Tuesday, May 22, 2007

The other kinds of terrorists

Speaking of the Aryan Nations, it turns out that the shooter who went on a rampage this past weekend, killing four people and wounding two before killing himself in Moscow, Idaho (where my alma mater is) was a longtime member:
Jason Kenneth Hamilton, the man responsible for the deadly shooting spree in Moscow, Idaho, was a card-carrying Aryan Nations member licensed by the federal government to possess fully automatic weapons, including a military-style machine gun, sources confirmed Tuesday.

"How he got one, I have no idea," Latah County Sheriff Wayne Rausch said Tuesday of Hamilton’s license from the Bureau of Alcohol, Tobacco, Firearms and Explosives. Rausch confirmed that Hamilton also had a concealed weapons permit in Latah County, despite a domestic violence conviction that should have barred him from owning guns.

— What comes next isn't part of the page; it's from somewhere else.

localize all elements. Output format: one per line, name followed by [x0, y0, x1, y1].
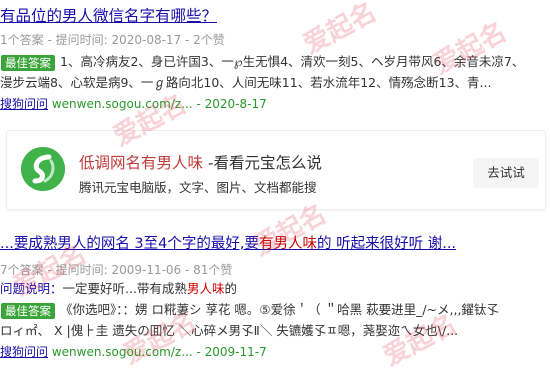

The 36-year-old janitor moved to North Idaho from the Boise area in 1998 or 1999, and shortly thereafter became a member of the Aryan Nations, which was based in Hayden.

About that same time, Hamilton was arrested in Latah County for shooting at a building or a car, but the charge was reduced through a plea bargain, incomplete court records show.

Hamilton committed suicide in a Presbyterian church after killing his wife, a police officer and a church sexton and wounding three other men Saturday night and early Sunday morning.

The report is by my old friend and colleague Bill Morlin, and is worth reading in full, just to get a complete picture of what a piece of work Hamilton was.

What's clear is that Hamilton fully intended to take as many people with him as possible; that's why he began by targeting the dispatcher's office, where he knew he would get police response. And considering his extremist background, it is certain this was intended as some kind of political statement. It was, by most definitions, an act of domestic terrorism.

As it happens, this news emerges on the same day that, across the country, we read (via Atrios) of the arrest of a group of young white men who apparently intended to set off bombs outside Jerry Falwell's funeral targeting protesters:
Campbell County authorities arrested a Liberty University student for having several homemade bombs in his car.

The student, 19-year-old Mark D. Uhl of Amissville, Va., reportedly told authorities that he was making the bombs to stop protesters from disrupting the funeral service. The devices were made of a combination of gasoline and detergent, a law enforcement official told ABC News' Pierre Thomas. They were "slow burn," according to the official, and would not have been very destructive.

"There were indications that there were others involved in the manufacturing of these devices and we are still investigating these individuals with the assistance of ATF [Alcohol, Tobacco and Firearms], Virginia State Police and FBI. At this time it is not believed that these devices were going to be used to interrupt the funeral services at Liberty University," the Campbell County Sheriff's Office said in a release.

Three other suspects are being sought, one of whom is a soldier from Fort Benning, Ga., and another is a high school student. No information was available on the third suspect.

Authorities were alerted to the potential bomb plot after relative of Uhl called to say that he had homemade bombs in his possession. Officials searched Uhl's car where they found five incendiary devices in the trunk.

Here's a reality check: Terrorism comes in all shapes, ideologies, and colors. In this country, in fact, as we've remarked often, you're far more likely to be harmed in an attack by a right-wing domestic terrorist than anyone from Al Qaeda.

This has not, of course, prevented the Michelle Malkins of the right-wing pundit corps from bloviating endlessly about any incident involving Muslims suspected of plotting against America, as with the recent case in North Carolina. Of course, most of the time these little Muslim panics turn out to be so much nothing (remember the Oklahoma student who blew himself up and how Malkin worked the "Jihadi!" line for a couple of weeks until it turned out to be nothing like that?). Indeed, Malkin has a fondness for posting galleries of Muslim shooters, though of course we never see the other side of that particular coin from her.

So with all these domestic terrorists making headlines, you might think that Malkin would be posting as feverishly as when the North Carolina Jihadis were arrested, wouldn't you? I mean, just because they're white guys, that doesn't mean ... er, right? Oh, that's right: I almost forgot about Chad Castagana.?

Well, let's go check her blog.

Hm. Mostly the sound of ... er, nothing. Oh yes, there is a longish post about an interracial murder that does not appear to be a hate crime, but she's nattering on endlessly about "media hypocrisy" anyway ... Well, more on that later. In the meantime, is that crickets chirping, or are those cicadas?